The plot is an allegory in which the pigs in a farm play the role of the Bolshevik revolutionaries and overthrow and oust the human owners of the farm, setting it up as a commune in which, at first, all animals are equal. The other characters have their parallels in the real world, but care should be taken with these comparisons as they do not always match history exactly and often simply represent generalised concepts.
The novel was chosen by TIME Magazine as one of the 100 best English-language novels from 1923 to the present.
ABOUT THE AUTHOR:
Eric Arthur Blair, better known by his pen name George Orwell (1903–1950), was an English author and journalist. His work is marked by keen intelligence and wit, a profound awareness of social injustice, an intense opposition to totalitarianism, a passion for clarity in language, and a belief in democratic socialism.
In addition to his literary career Orwell served as a police officer with the Indian Imperial Police in Burma from 1922–1927 and fought with the Republicans in the Spanish Civil War from 1936–1937. He was severely wounded when he was shot through his throat. Orwell and his wife were accused of 'Rabid Trotskyism' and tried in absentia in Barcelona, along with other leaders of the POUM, in 1938. However by then they had escaped from Spain and returned to England.
Between 1941 and 1943, Orwell worked on propaganda for the BBC. In 1943, he became literary editor of the Tribune, a weekly left-wing magazine. He was a prolific polemical journalist, article writer, literary critic, reviewer, poet and writer of fiction, and considered perhaps the twentieth century's best chronicler of English culture.

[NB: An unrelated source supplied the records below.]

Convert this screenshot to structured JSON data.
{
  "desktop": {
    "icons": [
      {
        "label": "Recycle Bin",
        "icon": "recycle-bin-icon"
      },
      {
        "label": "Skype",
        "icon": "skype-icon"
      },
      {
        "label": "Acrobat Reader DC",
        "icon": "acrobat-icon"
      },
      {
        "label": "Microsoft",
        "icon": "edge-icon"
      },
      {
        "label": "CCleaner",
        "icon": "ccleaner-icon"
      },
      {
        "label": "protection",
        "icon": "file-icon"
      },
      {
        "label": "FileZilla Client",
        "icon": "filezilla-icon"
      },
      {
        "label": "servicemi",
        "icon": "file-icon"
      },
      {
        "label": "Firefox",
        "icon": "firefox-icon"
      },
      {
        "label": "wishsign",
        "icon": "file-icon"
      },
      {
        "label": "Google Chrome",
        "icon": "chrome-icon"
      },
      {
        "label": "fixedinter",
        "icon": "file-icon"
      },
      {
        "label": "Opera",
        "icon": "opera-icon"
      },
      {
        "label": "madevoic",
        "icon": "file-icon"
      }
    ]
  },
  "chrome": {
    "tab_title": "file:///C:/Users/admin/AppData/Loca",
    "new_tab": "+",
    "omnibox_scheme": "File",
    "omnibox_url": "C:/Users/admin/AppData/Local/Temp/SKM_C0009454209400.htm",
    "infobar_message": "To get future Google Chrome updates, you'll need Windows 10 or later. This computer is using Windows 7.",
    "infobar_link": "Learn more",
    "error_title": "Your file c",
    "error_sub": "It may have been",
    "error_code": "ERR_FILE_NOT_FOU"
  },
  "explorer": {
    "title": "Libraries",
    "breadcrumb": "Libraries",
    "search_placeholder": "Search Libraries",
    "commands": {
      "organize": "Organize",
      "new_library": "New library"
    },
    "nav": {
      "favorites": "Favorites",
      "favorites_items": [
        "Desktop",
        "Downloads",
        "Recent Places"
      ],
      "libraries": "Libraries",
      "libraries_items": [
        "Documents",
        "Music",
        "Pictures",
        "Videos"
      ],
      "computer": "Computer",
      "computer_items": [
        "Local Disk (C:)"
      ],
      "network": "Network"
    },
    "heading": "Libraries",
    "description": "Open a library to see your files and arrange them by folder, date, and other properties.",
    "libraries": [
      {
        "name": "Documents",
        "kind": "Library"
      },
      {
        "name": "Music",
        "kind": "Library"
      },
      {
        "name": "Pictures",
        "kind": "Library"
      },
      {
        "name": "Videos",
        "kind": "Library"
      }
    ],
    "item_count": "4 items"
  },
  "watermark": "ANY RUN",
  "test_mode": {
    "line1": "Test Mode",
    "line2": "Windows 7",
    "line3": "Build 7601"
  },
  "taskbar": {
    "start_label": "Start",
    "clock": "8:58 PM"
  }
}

Orwell is best known for the dystopian novel Nineteen Eighty-Four (published in 1949) and the satirical novella Animal Farm (1945)—they have together sold more copies than any two books by any other twentieth-century author. His 1938 book Homage to Catalonia, an account of his experiences as a volunteer on the Republican side during the Spanish Civil War, together with numerous essays on politics, literature, language, and culture, are widely acclaimed. In 2008, The Times ranked him second on a list of 'The 50 greatest British writers since 1945'.